Time Off Before Doctorate Helps Biology Doctoral Student Succeed
By Jordan Orris
Michael Clear jumped back into academia after 2 1/2 successful years in private industry. After graduating with a Bachelor’s degree in Environmental Science, concentrating in marine microbiology, from UNC Chapel Hill, Clear began working at a biofuel company that makes ethanol out of algae.
The first part of his career was as a researcher, conducting research by analyzing microorganisms present in bioreactors, and trying to figure out how to manipulate them to maximize profit. He later transferred within the company to the biorefinery onsite to help develop procedures and train people in management of the field, using a mixture of engineering and biology. He even had the opportunity to travel to India to train others at a similar site.

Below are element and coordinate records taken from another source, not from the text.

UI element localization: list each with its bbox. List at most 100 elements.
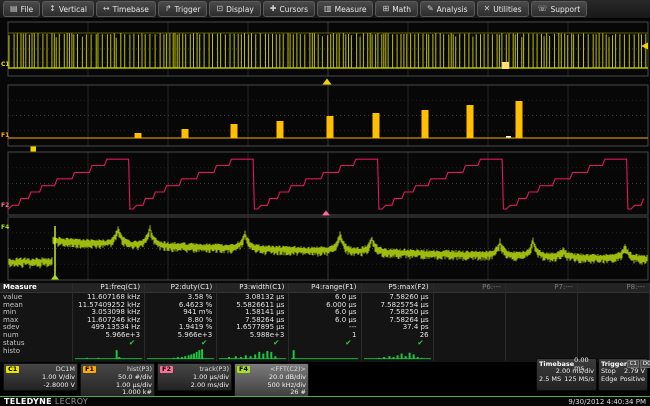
menu-label: Trigger: [175, 5, 201, 14]
measure-max-p4: 6.0 µs: [289, 316, 361, 324]
trace-label-f4[interactable]: F4: [1, 224, 9, 231]
measure-row-label-num: num: [0, 331, 73, 339]
menu-label: Vertical: [59, 5, 87, 14]
channel-badge-c1: C1: [6, 366, 19, 373]
measure-mean-p6: [434, 301, 506, 309]
support-icon: ☏: [538, 5, 548, 13]
measure-num-p4: 1: [289, 331, 361, 339]
menu-label: Measure: [335, 5, 367, 14]
menu-button-trigger[interactable]: ↱Trigger: [158, 1, 208, 17]
trace-label-f2[interactable]: F2: [1, 202, 9, 209]
trigger-position-marker[interactable]: [323, 79, 332, 85]
trigger-type: Edge: [601, 376, 617, 384]
measure-table: MeasureP1:freq(C1)P2:duty(C1)P3:width(C1…: [0, 283, 650, 362]
measure-min-p1: 3.053098 kHz: [73, 308, 145, 316]
channel-badge-f2: F2: [160, 366, 173, 373]
menu-label: Math: [392, 5, 411, 14]
trigger-level-marker[interactable]: [641, 43, 648, 50]
file-icon: ▤: [10, 5, 18, 13]
f2-position-marker[interactable]: [322, 211, 330, 216]
measure-min-p3: 1.58141 µs: [217, 308, 289, 316]
measure-row-label-sdev: sdev: [0, 323, 73, 331]
measure-value-p2: 3.58 %: [145, 293, 217, 301]
menu-button-vertical[interactable]: ↕Vertical: [42, 1, 94, 17]
measure-num-p7: [506, 331, 578, 339]
menu-button-display[interactable]: ⊡Display: [209, 1, 260, 17]
trace-label-c1[interactable]: C1: [1, 61, 10, 68]
menu-button-file[interactable]: ▤File: [3, 1, 40, 17]
descriptor-title: DC1M: [56, 365, 75, 373]
measure-max-p7: [506, 316, 578, 324]
measure-mean-p3: 5.5826611 µs: [217, 301, 289, 309]
vertical-arrows-icon: ↕: [49, 5, 56, 13]
oscilloscope-screen: ▤File↕Vertical↔Timebase↱Trigger⊡Display✚…: [0, 0, 650, 406]
measure-num-p1: 5.966e+3: [73, 331, 145, 339]
measure-header-p5[interactable]: P5:max(F2): [362, 283, 434, 293]
menu-button-timebase[interactable]: ↔Timebase: [96, 1, 156, 17]
trigger-summary-box[interactable]: Trigger C1 DC Stop 2.79 V Edge Positive: [598, 358, 648, 391]
descriptor-f1[interactable]: F1hist(P3)50.0 #/div1.00 µs/div1.000 k#: [80, 363, 155, 399]
measure-histo-p6: [434, 347, 506, 361]
descriptor-f4[interactable]: F4<FFT(C2)>20.0 dB/div500 kHz/div26 #: [234, 363, 309, 400]
measure-histo-p4: [289, 347, 361, 361]
analysis-icon: ✎: [427, 5, 434, 13]
measure-value-p5: 7.58260 µs: [362, 293, 434, 301]
measure-header-p1[interactable]: P1:freq(C1): [73, 283, 145, 293]
descriptor-line: 2.00 ms/div: [160, 382, 229, 390]
ruler-icon: ▥: [324, 5, 332, 13]
trigger-edge-icon: ↱: [165, 5, 172, 13]
measure-sdev-p5: 37.4 ps: [362, 323, 434, 331]
menu-button-math[interactable]: ⊞Math: [375, 1, 417, 17]
measure-status-p1: ✔: [73, 339, 145, 348]
measure-status-p7: [506, 339, 578, 348]
measure-value-p4: 6.0 µs: [289, 293, 361, 301]
menu-label: Timebase: [113, 5, 149, 14]
measure-header-p4[interactable]: P4:range(F1): [289, 283, 361, 293]
menu-button-measure[interactable]: ▥Measure: [317, 1, 373, 17]
descriptor-title: hist(P3): [127, 365, 152, 373]
measure-mean-p8: [578, 301, 650, 309]
measure-sdev-p1: 499.13534 Hz: [73, 323, 145, 331]
measure-sdev-p8: [578, 323, 650, 331]
menu-button-analysis[interactable]: ✎Analysis: [420, 1, 475, 17]
measure-max-p8: [578, 316, 650, 324]
trace-label-f1[interactable]: F1: [1, 132, 9, 139]
menu-bar: ▤File↕Vertical↔Timebase↱Trigger⊡Display✚…: [0, 0, 650, 19]
menu-button-cursors[interactable]: ✚Cursors: [263, 1, 315, 17]
menu-button-support[interactable]: ☏Support: [531, 1, 588, 17]
brand-teledyne: TELEDYNE: [4, 397, 52, 406]
measure-value-p8: [578, 293, 650, 301]
f4-position-marker[interactable]: [51, 275, 59, 280]
measure-mean-p7: [506, 301, 578, 309]
measure-min-p8: [578, 308, 650, 316]
f1-offset-marker[interactable]: [31, 147, 37, 152]
measure-mean-p2: 6.4623 %: [145, 301, 217, 309]
timebase-samplerate: 125 MS/s: [564, 376, 594, 384]
clock: 9/30/2012 4:40:34 PM: [568, 398, 646, 406]
measure-header-p8[interactable]: P8:---: [578, 283, 650, 293]
measure-histo-p3: [217, 347, 289, 361]
descriptor-c1[interactable]: C1DC1M1.00 V/div-2.8000 V: [3, 363, 78, 391]
measure-value-p3: 3.08132 µs: [217, 293, 289, 301]
timebase-summary-box[interactable]: Timebase 0.00 ms 2.00 ms/div 2.5 MS 125 …: [536, 358, 597, 391]
measure-header-p3[interactable]: P3:width(C1): [217, 283, 289, 293]
measure-max-p5: 7.58264 µs: [362, 316, 434, 324]
menu-label: Display: [226, 5, 254, 14]
waveform-display[interactable]: C1 F1 F2 F4: [0, 19, 650, 283]
measure-header-p7[interactable]: P7:---: [506, 283, 578, 293]
measure-status-p5: ✔: [362, 339, 434, 348]
channel-badge-f1: F1: [83, 366, 96, 373]
measure-row-label-mean: mean: [0, 301, 73, 309]
measure-sdev-p7: [506, 323, 578, 331]
measure-mean-p4: 6.000 µs: [289, 301, 361, 309]
c1-highlight-marker: [502, 62, 509, 69]
utilities-icon: ✕: [484, 5, 491, 13]
measure-sdev-p2: 1.9419 %: [145, 323, 217, 331]
measure-histo-p1: [73, 347, 145, 361]
descriptor-f2[interactable]: F2track(P3)1.00 µs/div2.00 ms/div: [157, 363, 232, 391]
menu-button-utilities[interactable]: ✕Utilities: [477, 1, 529, 17]
measure-header-p6[interactable]: P6:---: [434, 283, 506, 293]
timebase-samples: 2.5 MS: [539, 376, 561, 384]
channel-badge-f4: F4: [237, 366, 250, 373]
measure-header-p2[interactable]: P2:duty(C1): [145, 283, 217, 293]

However, as many graduate students find, especially in the sciences, there is not much upward mobility without further advanced degrees. Clear found it difficult to rise within the ranks of his company with solely a bachelor’s degree: “I knew if I wanted to keep doing cool research, I needed to go back to school. It was a no-brainer.”
Time out of school in pursuing a career before returning to graduate education is a great way to explore the “real world”, determine if you are happy in your chosen career path, save up for graduate tuition, and strengthen an application with experience.
“It wasn’t a big transition for me to come back,” Clear says. He jumped right into research, and is now in his fourth year of his PhD in Biology, focusing in Microbiology. He works in Dr. Erik Hom’s lab, researching fungal algal mutualism: how microbes interact with each other, and if there are rules to their relationships. He works with fungi and algae that form mutualisms, which occur when two organisms work together to help each other, and researches to discover “the magic that make these cooperations work.”
Soon to be armed with his doctorate, Clear says he is “not afraid to go back into industry.” He says he is open to academia, and desires post-doc work, but is ready to see where his passion takes him.